New cabs hitting the streets of New York City next year will have charging ports for riders' electronics. They'll also have more leg room, a large skylight roof to gaze at the city skyscrapers and even odor-reducing and anti-microbial fabric to help deal with, well, you know, anything you might smell in the backseat of a cab.
Check it out:
A prototype of the Nissan NV200 will be unveiled Tuesday. The model was selected from among three finalists in a city competition.
With a boxy shape and painted a brighter yellow than the city's current taxis, the cab offers a different experience for riders — starting with a flat, hump-less floor that makes shifting from one side to the other a simple task.
City Taxi and Limousine Commissioner David Yassky said busy New Yorkers looking to get from point A to point B would find plenty to appreciate about the rides that get them there.
"New Yorkers are pragmatic but they also appreciate quality. This is a higher-quality taxi ride than what they're getting today," he said Monday.
The doors on the vehicles slide open, so no more risk of hitting a passing bicycle messenger, and they'll all come with a navigation system, so no more getting lost in the outer boroughs. There are floor lights, to help find anything that may have fallen to the floor, as well as overhead lights for reading. Luggage can go into the cargo space in the rear.
The Nissan van, which beat out proposals from Ford Motor Co. and Turkey's Karsan, will be phased in beginning in October 2013 as older taxis age out of service. All current taxis, including the city's hybrid cabs, will be off the streets by 2018. Nissan spokesman Steven Oldham said the company would be undertaking a pilot program with the Nissan Leaf electric car to see if it would be feasible to make the taxis electric in the coming years.
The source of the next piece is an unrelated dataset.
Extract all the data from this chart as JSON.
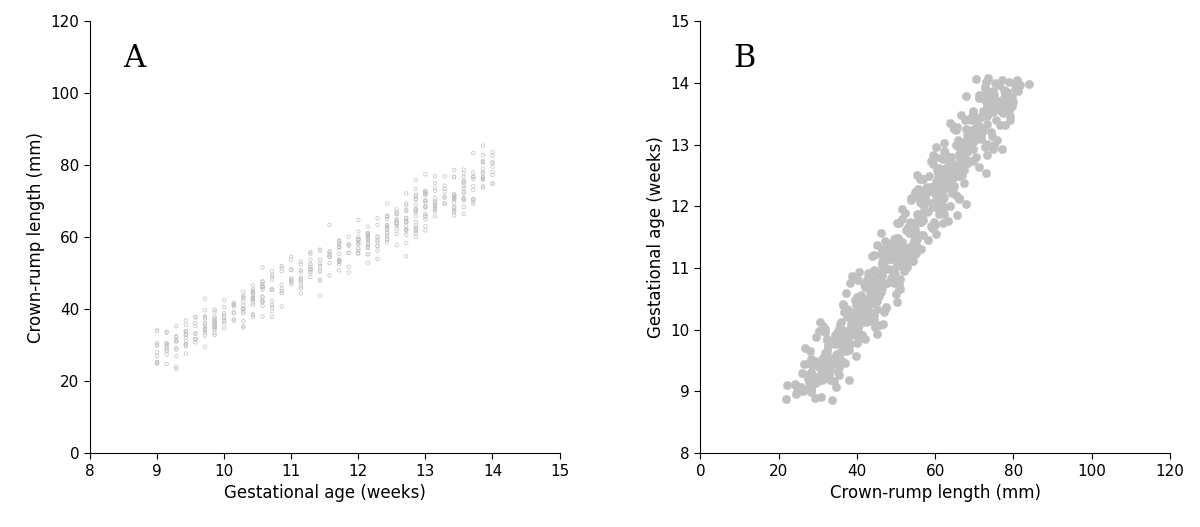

In the mean time though, there are those who aren't too thrilled about the Nissan replacement taxi, which gets about 25 MPG. The Natural Resource Defense Council is one of them. Mike Izeman writes on the NRDC blog:
As things now stand, however, the contract between Nissan and the City on the Taxi of Tomorrow fails to include clear language relating to the eventual manufacture of these cleaner vehicles. Further, we believe that details included in the current contract have the potential to actually block the introduction of strong hybrid or electric-only taxis into New York City’s fleet.
Removing the current hybrid taxis without ensuring that equally green, or greener electric taxis, could eventually take their place, would be an environmental loss for the city.
The vehicles will sell for about $29,000, and will come with the partitions included, Yassky said. Meters and the medallions will be the responsibilities of the buyers.